Он повернулся к Антонену:

— Чтобы довести игру до конца, надо было бы подать ему пять франков в виде милостыни. В этом вся соль.

Он порылся в карманах.

— На вот, возьми, выпьешь за здоровье тех самых Рассанфоссов, которые угнетают тебя, которые сделали из тебя раба.

Несколько мгновений старик колебался, глядел на деньги, а потом, набравшись духу, отстранил руку Ренье:

— Нет, не надо, мне и так уж хорошо заплатили.

Грузно переваливаясь с боку на бок и болтая огромными, сжатыми в кулак руками, этот человек-горилла скрылся в извилистых коридорах шахты, исчез в той самой вековечной тьме, куда один за другим неминуемо уходили его деды и прадеды и откуда он появился на какое-то мгновение, чтобы явить живым сумрачный лик зачинателя их рода.

Когда-то, на заре жизни, этот пещерный человек семенем своим оплодотворил утробу женщины, и из этого семени хлынул целый поток, разлившийся широкой рекой, вместе с которой пришли в мир новые Рассанфоссы.

— Потрогай мои глаза, боров ты этакий, — сказал Ренье, когда объект их забавы скрылся из виду, — и если твои пальцы еще не совсем одеревенели, они ощутят на них нечто диковинное: слезы.

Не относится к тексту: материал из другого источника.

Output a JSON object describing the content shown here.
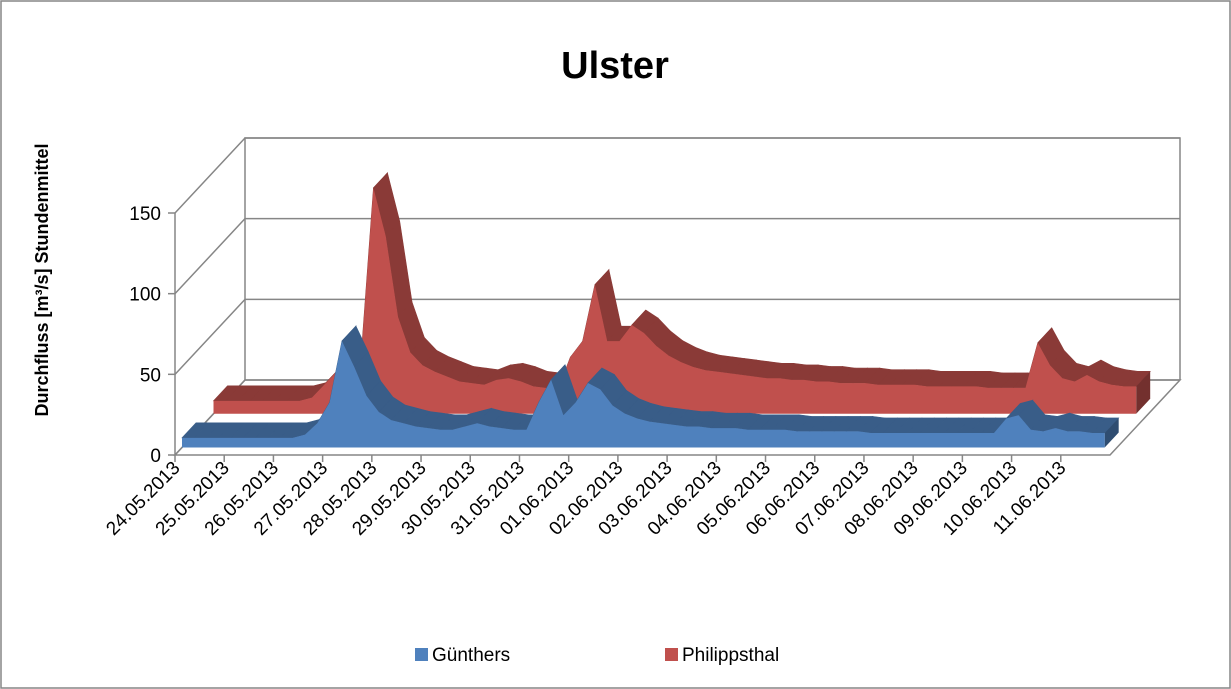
{
  "chart_data": {
    "type": "area3d",
    "title": "Ulster",
    "y_label": "Durchfluss [m³/s] Stundenmittel",
    "categories": [
      "24.05.2013",
      null,
      null,
      null,
      "25.05.2013",
      null,
      null,
      null,
      "26.05.2013",
      null,
      null,
      null,
      "27.05.2013",
      null,
      null,
      null,
      "28.05.2013",
      null,
      null,
      null,
      "29.05.2013",
      null,
      null,
      null,
      "30.05.2013",
      null,
      null,
      null,
      "31.05.2013",
      null,
      null,
      null,
      "01.06.2013",
      null,
      null,
      null,
      "02.06.2013",
      null,
      null,
      null,
      "03.06.2013",
      null,
      null,
      null,
      "04.06.2013",
      null,
      null,
      null,
      "05.06.2013",
      null,
      null,
      null,
      "06.06.2013",
      null,
      null,
      null,
      "07.06.2013",
      null,
      null,
      null,
      "08.06.2013",
      null,
      null,
      null,
      "09.06.2013",
      null,
      null,
      null,
      "10.06.2013",
      null,
      null,
      null,
      "11.06.2013",
      null,
      null,
      null
    ],
    "series": [
      {
        "name": "Günthers",
        "color": "#4f81bd",
        "values": [
          6,
          6,
          6,
          6,
          6,
          6,
          6,
          6,
          6,
          6,
          8,
          15,
          28,
          66,
          50,
          32,
          22,
          17,
          15,
          13,
          12,
          11,
          11,
          13,
          15,
          13,
          12,
          11,
          11,
          28,
          42,
          20,
          28,
          40,
          36,
          26,
          21,
          18,
          16,
          15,
          14,
          13,
          13,
          12,
          12,
          12,
          11,
          11,
          11,
          11,
          10,
          10,
          10,
          10,
          10,
          10,
          9,
          9,
          9,
          9,
          9,
          9,
          9,
          9,
          9,
          9,
          9,
          18,
          20,
          11,
          10,
          12,
          10,
          10,
          9,
          9
        ]
      },
      {
        "name": "Philippsthal",
        "color": "#c0504d",
        "values": [
          8,
          8,
          8,
          8,
          8,
          8,
          8,
          8,
          10,
          18,
          26,
          30,
          36,
          140,
          110,
          60,
          38,
          30,
          26,
          23,
          20,
          19,
          18,
          21,
          22,
          20,
          17,
          16,
          15,
          35,
          45,
          80,
          45,
          45,
          55,
          50,
          42,
          36,
          32,
          29,
          27,
          26,
          25,
          24,
          23,
          22,
          22,
          21,
          21,
          20,
          20,
          19,
          19,
          19,
          18,
          18,
          18,
          18,
          17,
          17,
          17,
          17,
          17,
          16,
          16,
          16,
          16,
          44,
          30,
          22,
          20,
          24,
          20,
          18,
          17,
          17
        ]
      }
    ],
    "ylim": [
      0,
      150
    ],
    "yticks": [
      0,
      50,
      100,
      150
    ],
    "grid": true,
    "legend": "bottom"
  }
}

Этот человек поверг меня в трепет, я почувствовал какой-то священный ужас, ужас древних таинств. Помнишь нашу встречу с нищим в лесу? Она меня растрогала, но этот человек трогает меня гораздо больше. Библейский цикл, который охватывает и всех нас, сейчас замыкается с приходом этого Рассанфосса, исторгнутого из недр геенны. В лице нищего нам явился Голод, вечный скиталец без роду и племени, который входит в город через одни ворота и выходит через другие. Живот его так же пуст, как пусты внутри те кости, которые он гложет; воду он пьет из ручья, ест откопанные в помойных ямах отбросы. А этот каторжник, прикованный к шахте, олицетворяет неумолимый закон, роковую неизбежность труда, этого близнеца голода, того самого труда, который делает одного человека рабом другого. А мы с тобой — воплощение хлынувшего через край и направленного во зло людям богатства, а также и всех остальных пороков, вместе взятых: чревоугодия, похотливости, праздности, скупости, жестокости.

Но все это, конечно, не доходит до твоего толстокорого мозга… Это годится для меня, у которого не все дома, для полоумного Рассанфосса, как они меня все зовут! Выполняй же свое назначение, жри, набивай себе брюхо и жди конца, который уже не за горами. Разве для того, чтобы насытить твою утробу, не умирают сейчас с голоду тысячи несчастных? Разве рядом с этой трупной ямой, которая носит название «Горемычной», сам ты не такая же трупная яма, такая же ненасытная, как она?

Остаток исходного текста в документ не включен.